Vuelve en paz a tu tierra y a tu familia, y aprende a ser compasivo y humano
con los que sufren.
El
prisionero prorrumpió en llanto:
-¡Cómo
podía yo esperar lo que estoy viendo! Estaba seguro, de que me esperaban el
martirio y la tortura; por eso me tomé un veneno que me matará en pocas horas.
¡Voy a morir, no hay salvación posible! Pero antes de que termine mi vida,
explícame la doctrina que encierra tanto amor y tanta gracia, pues es una
doctrina grande y divina! ¡Deja que en ella muera, que muera cristiano!
Su petición
fue atendida.
Tal fue la
leyenda, la historia, que el dueño de la casa leyó en alta voz.
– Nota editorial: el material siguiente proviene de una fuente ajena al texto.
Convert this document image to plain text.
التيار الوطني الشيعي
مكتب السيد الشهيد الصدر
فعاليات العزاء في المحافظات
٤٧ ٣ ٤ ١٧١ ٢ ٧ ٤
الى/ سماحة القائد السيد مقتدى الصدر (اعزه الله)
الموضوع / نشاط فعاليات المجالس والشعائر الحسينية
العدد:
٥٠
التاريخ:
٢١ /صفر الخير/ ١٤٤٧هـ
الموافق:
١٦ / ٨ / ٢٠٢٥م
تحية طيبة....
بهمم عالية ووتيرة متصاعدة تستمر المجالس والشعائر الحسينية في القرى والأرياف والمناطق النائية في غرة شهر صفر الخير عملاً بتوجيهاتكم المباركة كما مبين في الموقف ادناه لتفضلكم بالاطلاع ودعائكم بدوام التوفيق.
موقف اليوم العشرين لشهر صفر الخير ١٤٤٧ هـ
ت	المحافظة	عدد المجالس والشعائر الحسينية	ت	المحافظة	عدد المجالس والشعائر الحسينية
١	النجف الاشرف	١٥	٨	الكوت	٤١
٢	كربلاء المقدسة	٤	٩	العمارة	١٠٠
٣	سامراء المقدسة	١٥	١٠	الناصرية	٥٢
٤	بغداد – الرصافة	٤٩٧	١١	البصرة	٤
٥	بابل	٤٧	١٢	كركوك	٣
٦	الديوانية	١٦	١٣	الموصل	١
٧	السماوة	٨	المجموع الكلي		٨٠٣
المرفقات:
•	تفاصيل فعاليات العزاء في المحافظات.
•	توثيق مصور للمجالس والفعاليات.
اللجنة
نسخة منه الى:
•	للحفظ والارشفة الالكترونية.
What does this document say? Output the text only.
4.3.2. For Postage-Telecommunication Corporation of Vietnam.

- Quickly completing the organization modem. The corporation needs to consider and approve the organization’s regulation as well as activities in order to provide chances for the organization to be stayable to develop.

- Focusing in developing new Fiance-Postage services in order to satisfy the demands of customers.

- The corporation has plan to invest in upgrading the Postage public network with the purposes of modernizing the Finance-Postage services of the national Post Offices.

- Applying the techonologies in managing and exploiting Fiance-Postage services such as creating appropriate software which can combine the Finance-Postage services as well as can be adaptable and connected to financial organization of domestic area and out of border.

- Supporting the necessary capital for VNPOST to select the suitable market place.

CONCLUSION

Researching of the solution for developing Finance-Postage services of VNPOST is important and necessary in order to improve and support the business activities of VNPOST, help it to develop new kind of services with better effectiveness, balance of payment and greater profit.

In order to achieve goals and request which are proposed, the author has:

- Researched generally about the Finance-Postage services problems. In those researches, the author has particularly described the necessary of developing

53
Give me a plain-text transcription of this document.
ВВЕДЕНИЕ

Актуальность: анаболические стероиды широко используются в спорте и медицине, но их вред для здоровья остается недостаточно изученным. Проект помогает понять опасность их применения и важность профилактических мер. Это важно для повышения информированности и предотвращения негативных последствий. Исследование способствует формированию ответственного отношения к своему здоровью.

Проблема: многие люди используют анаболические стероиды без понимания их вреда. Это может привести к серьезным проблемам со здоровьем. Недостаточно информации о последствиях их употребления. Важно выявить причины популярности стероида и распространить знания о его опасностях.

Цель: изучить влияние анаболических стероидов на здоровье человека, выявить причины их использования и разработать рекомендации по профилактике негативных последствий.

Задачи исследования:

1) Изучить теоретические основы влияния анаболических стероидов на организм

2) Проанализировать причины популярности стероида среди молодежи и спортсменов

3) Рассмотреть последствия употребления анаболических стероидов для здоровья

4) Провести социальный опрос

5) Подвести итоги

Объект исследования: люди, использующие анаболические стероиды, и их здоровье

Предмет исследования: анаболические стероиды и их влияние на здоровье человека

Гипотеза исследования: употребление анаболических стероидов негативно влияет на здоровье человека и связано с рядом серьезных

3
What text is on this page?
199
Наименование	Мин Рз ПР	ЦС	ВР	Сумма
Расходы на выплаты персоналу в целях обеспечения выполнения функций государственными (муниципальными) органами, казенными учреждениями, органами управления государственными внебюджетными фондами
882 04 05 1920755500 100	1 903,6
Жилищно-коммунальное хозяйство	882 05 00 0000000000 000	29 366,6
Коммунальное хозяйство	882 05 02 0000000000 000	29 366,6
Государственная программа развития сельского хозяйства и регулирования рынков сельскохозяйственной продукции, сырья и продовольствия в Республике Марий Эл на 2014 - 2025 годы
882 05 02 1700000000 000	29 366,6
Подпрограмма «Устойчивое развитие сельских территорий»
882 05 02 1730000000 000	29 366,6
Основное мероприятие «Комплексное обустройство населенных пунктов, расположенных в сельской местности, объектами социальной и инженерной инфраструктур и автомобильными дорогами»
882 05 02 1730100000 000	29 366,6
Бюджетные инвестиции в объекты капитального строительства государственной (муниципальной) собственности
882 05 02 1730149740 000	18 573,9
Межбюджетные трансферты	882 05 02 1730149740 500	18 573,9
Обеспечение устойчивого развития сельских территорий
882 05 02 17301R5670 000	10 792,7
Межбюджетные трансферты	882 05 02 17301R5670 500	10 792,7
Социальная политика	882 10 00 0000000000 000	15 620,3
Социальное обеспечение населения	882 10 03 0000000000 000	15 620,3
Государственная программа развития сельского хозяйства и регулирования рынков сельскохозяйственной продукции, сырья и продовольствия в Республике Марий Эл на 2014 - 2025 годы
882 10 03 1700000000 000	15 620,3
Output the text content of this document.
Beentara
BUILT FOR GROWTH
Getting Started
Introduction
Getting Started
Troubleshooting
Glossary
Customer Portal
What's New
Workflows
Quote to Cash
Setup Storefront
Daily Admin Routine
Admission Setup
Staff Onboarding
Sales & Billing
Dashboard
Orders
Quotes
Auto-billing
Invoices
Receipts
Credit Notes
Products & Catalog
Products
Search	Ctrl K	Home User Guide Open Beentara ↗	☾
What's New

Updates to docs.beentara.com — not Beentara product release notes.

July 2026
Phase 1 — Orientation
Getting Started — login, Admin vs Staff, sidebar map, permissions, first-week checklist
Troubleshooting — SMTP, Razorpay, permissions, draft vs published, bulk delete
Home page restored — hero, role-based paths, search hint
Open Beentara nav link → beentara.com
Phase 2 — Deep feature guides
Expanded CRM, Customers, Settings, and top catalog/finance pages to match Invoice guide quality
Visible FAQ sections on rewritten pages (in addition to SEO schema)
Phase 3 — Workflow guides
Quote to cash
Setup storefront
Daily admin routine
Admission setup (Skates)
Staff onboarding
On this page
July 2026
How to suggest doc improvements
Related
Todos la
escucharon con fervor, pero, sobre todo, llenó de fuego, y de vida a aquella
muchacha sentada en el rincón: Sara, la joven judía. Grandes lágrimas asomaron
a sus brillantes ojos negros; en su alma infantil volvió a sentir, como ya la
sintiera antaño en el banco de la escuela, la sublimidad del Evangelio. Las
lágrimas rodaron por sus mejillas.
«¡No dejes
que mi hija se haga cristiana!», habían sido las últimas palabras de su madre
moribunda; y en su corazón y en su alma resonaban aquellas otras palabras del
mandamiento divino: «Honrarás a tu padre y a tu madre».
«¡No soy
cristiana! Me llaman la judía; aún el domingo último me lo llamaron en son de
burla los hijos del vecino, cuando me estaba frente a la puerta abierta de la
iglesia mirando el brillo de los cirios del altar y escuchando los cantos de
los fieles. Desde mis tiempos de la escuela hasta ahora he venido sintiendo en
el Cristianismo una fuerza que penetra en mi corazón como un rayo de sol aunque
cierre los ojos. Pero no te afligiré en la tumba, madre, no seré perjura al
voto de mi padre: no leeré la
Biblia cristiana. Tengo al Dios de mis antepasados; ante Él
puedo inclinar mi cabeza».
Y
transcurrieron más años.
Murió el
cabeza de la familia y dejó a su esposa en situación apurada. Había que
renunciar a la muchacha; pero Sara no se fue, sino que acudió en su ayuda en el
momento de necesidad; contribuyó a sostener el peso de la casa, trabajando
hasta altas horas de la noche y procurando el pan de cada día con la labor de
sus manos. Ningún pariente quiso acudir en auxilio de la familia; la viuda,
cada día más débil, había de pasarse meses enteros en la cama, enferma. Sara la
cuidaba, la velaba, trabajaba, dulce y piadosa; era una bendición para la casa
hundida.
-Toma la Biblia -dijo un día la enferma. Léeme un
fragmento. ¡Es tan larga la velada y siento tantos deseos de oír la palabra de
Dios!
Sara bajó
la cabeza; dobló las manos sobre la
Biblia y, abriéndola, se puso a leerla a la enferma. A menudo le
acudían las lágrimas a los ojos, pero aumentaba en ellos la claridad, y también
en su alma: «Madre, tu hija no puede recibir el bautismo de los cristianos ni
ingresar en su comunidad; lo quisiste así y respetaré tu voluntad; estamos
unidos aquí en la tierra, pero más allá de ella... estamos aún más unidos en
Dios, que nos guía y lleva allende la muerte. Él desciende a la tierra, y
después de dejarla sufrir la hace más rica. ¡Lo comprendo! No sé yo misma cómo
fue. ¡Es por Él, en Él: Cristo!».
Se
estremeció al pronunciar su nombre, y un bautismo de fuego la recorrió toda
ella con más fuerza de la que el cuerpo podía soportar, por lo que cayó
desplomada, más rendida que la enferma a quien velaba.
-¡Pobre
Sara! -dijeron, no ha podido resistir tanto trabajo y tantas velas.
La llevaron
al hospital, donde murió. La enterraron, pero no al cementerio de los
cristianos; no había en él lugar para la joven judía, sino fuera, junto al
muro; allí recibió sepultura.
Y el Hijo
de Dios, que resplandece sobre las tumbas de los cristianos, proyecta también
su gloria sobre la de aquella doncella judía -que reposa fuera del sagrado
recinto; y los cánticos religiosos que resuenan en el camposanto cristiano lo
hacen también sobre su tumba, a la que también llegó la revelación: «¡Hay una
resurrección en Cristo!», en Él, el Señor, que dijo a sus discípulos: «Juan os
ha bautizado con agua, pero yo os bautizaré en el nombre del Espíritu Santo».